Today's employment report is a bummer, with the economy adding a mere 54k jobs in May after three months in a row of 200k+ growth.  One always must be careful not to read too much into one month worth of data, especially with the disruptions attributable to the Japanese eathquake/tsunami and the spike in oil prices. 

A bigger concern is the underlying rate of job creation, points out WP columnist Steven Pearlstein who writes today about the research of Maryland economist John Haltiwanger.  Haltiwanger is the nation's leading expert in job creation and destruction; he was the first to show that we routinely create AND destroy between 15 and 17 million jobs each year.  In the Great Recession we saw job destruction numbers climb while job creation numbers nosedived.  The job destruction numbers have returned to their long term trend value, but the job creation numbers have yet to recover.

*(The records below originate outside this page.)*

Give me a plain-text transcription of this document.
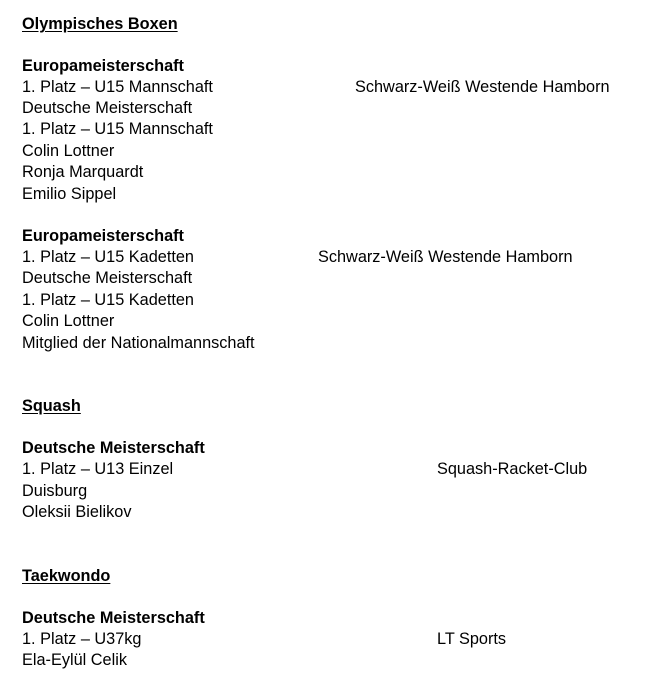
Olympisches Boxen
Europameisterschaft
1. Platz – U15 Mannschaft	Schwarz-Weiß Westende Hamborn
Deutsche Meisterschaft
1. Platz – U15 Mannschaft
Colin Lottner
Ronja Marquardt
Emilio Sippel
Europameisterschaft
1. Platz – U15 Kadetten	Schwarz-Weiß Westende Hamborn
Deutsche Meisterschaft
1. Platz – U15 Kadetten
Colin Lottner
Mitglied der Nationalmannschaft
Squash
Deutsche Meisterschaft
1. Platz – U13 Einzel	Squash-Racket-Club
Duisburg
Oleksii Bielikov
Taekwondo
Deutsche Meisterschaft
1. Platz – U37kg	LT Sports
Ela-Eylül Celik
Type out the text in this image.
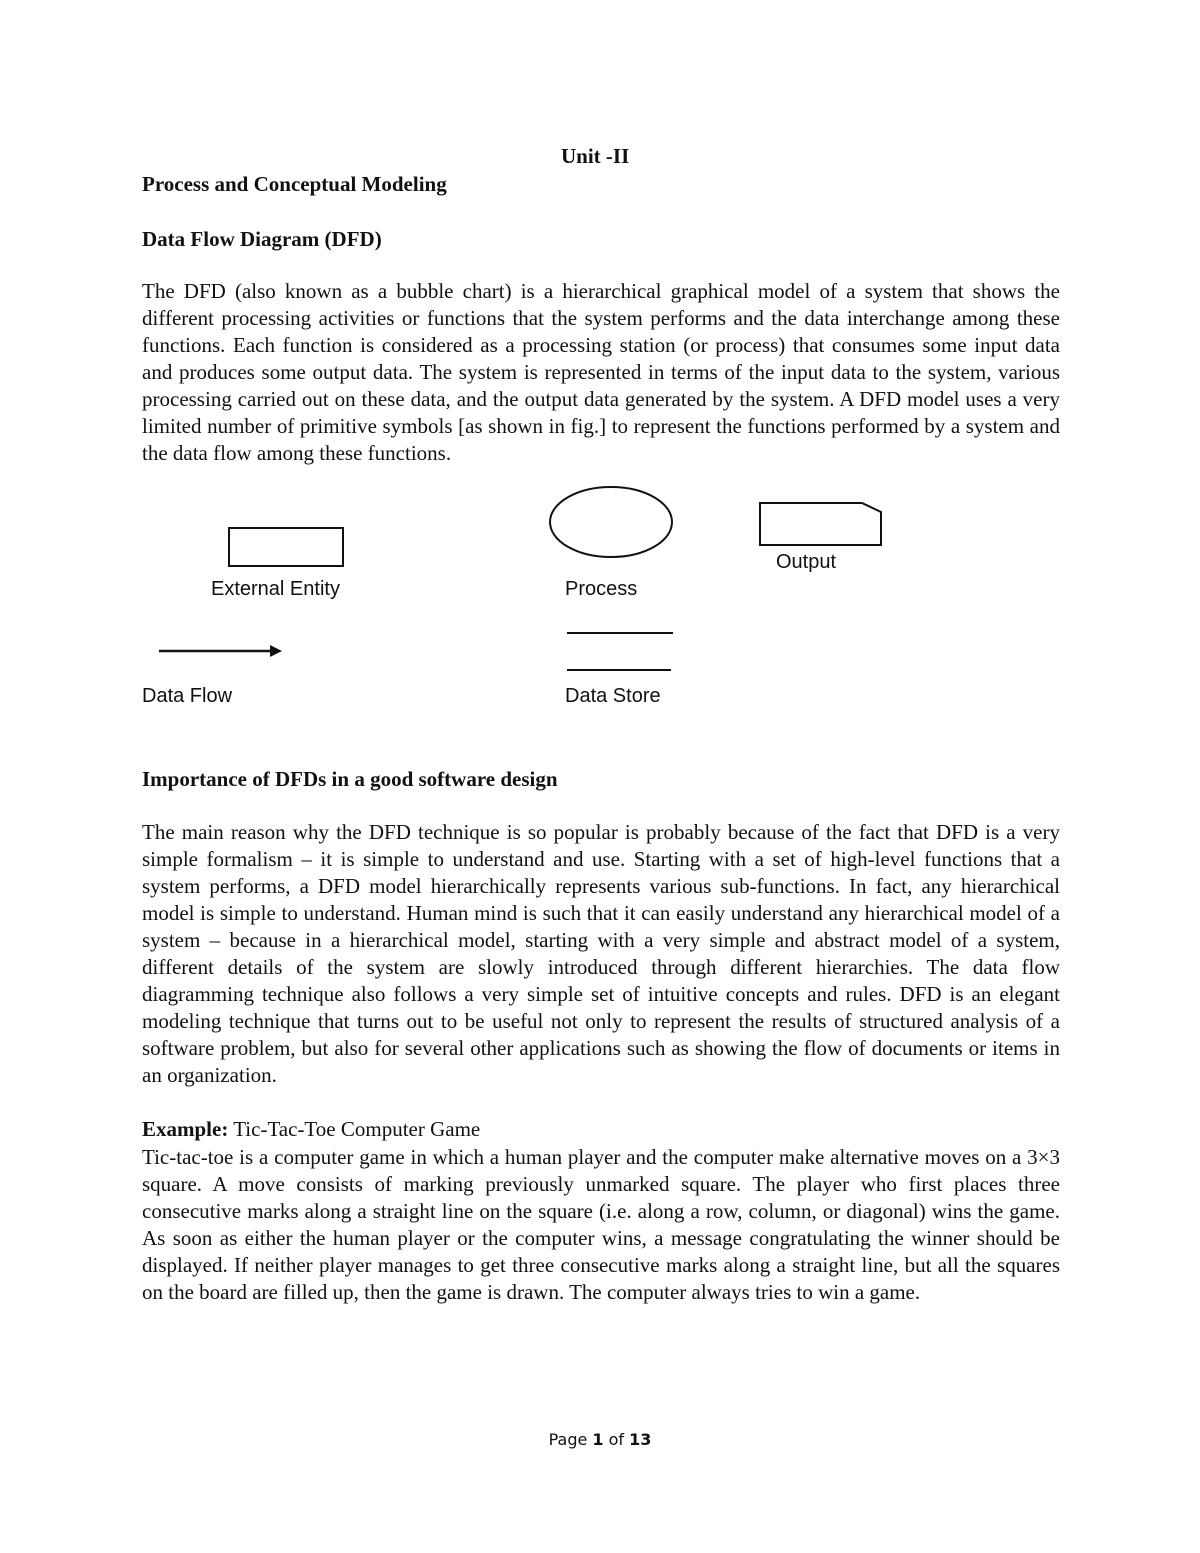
Unit -II
Process and Conceptual Modeling
Data Flow Diagram (DFD)

The DFD (also known as a bubble chart) is a hierarchical graphical model of a system that shows the different processing activities or functions that the system performs and the data interchange among these functions. Each function is considered as a processing station (or process) that consumes some input data and produces some output data. The system is represented in terms of the input data to the system, various processing carried out on these data, and the output data generated by the system. A DFD model uses a very limited number of primitive symbols [as shown in fig.] to represent the functions performed by a system and the data flow among these functions.

External Entity	Process
Output
Data Flow	Data Store
Importance of DFDs in a good software design

The main reason why the DFD technique is so popular is probably because of the fact that DFD is a very simple formalism – it is simple to understand and use. Starting with a set of high-level functions that a system performs, a DFD model hierarchically represents various sub-functions. In fact, any hierarchical model is simple to understand. Human mind is such that it can easily understand any hierarchical model of a system – because in a hierarchical model, starting with a very simple and abstract model of a system, different details of the system are slowly introduced through different hierarchies. The data flow diagramming technique also follows a very simple set of intuitive concepts and rules. DFD is an elegant modeling technique that turns out to be useful not only to represent the results of structured analysis of a software problem, but also for several other applications such as showing the flow of documents or items in an organization.

Example: Tic-Tac-Toe Computer Game

Tic-tac-toe is a computer game in which a human player and the computer make alternative moves on a 3×3 square. A move consists of marking previously unmarked square. The player who first places three consecutive marks along a straight line on the square (i.e. along a row, column, or diagonal) wins the game. As soon as either the human player or the computer wins, a message congratulating the winner should be displayed. If neither player manages to get three consecutive marks along a straight line, but all the squares on the board are filled up, then the game is drawn. The computer always tries to win a game.

Page 1 of 13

Haltiwanger's research shows that young firms play a key role in the job creation process.  So far the economy has lagged in terms of new firm creation as well as job growth within new firms.  The big question, which his research has not yet addressed, is "why?"  Doctrinaire Keynesian economists will argue there was not enough stimulus, whereas the free-market types will get all worked up over Obamacare and the evils of budget deficits.  But maybe the real problem is microeconomic?  Some possibilities mentioned by Haltiwanger and Pearlstein: large national chains have made it harder for new retail firms to get established, the credit crunch, and perhaps the end of the migration to the Sunbelt.  I think the credit crunch explanation holds some water (how many unsolicited credit card offers do you get each week now compared to five years ago?) but I am not impressed with the other two.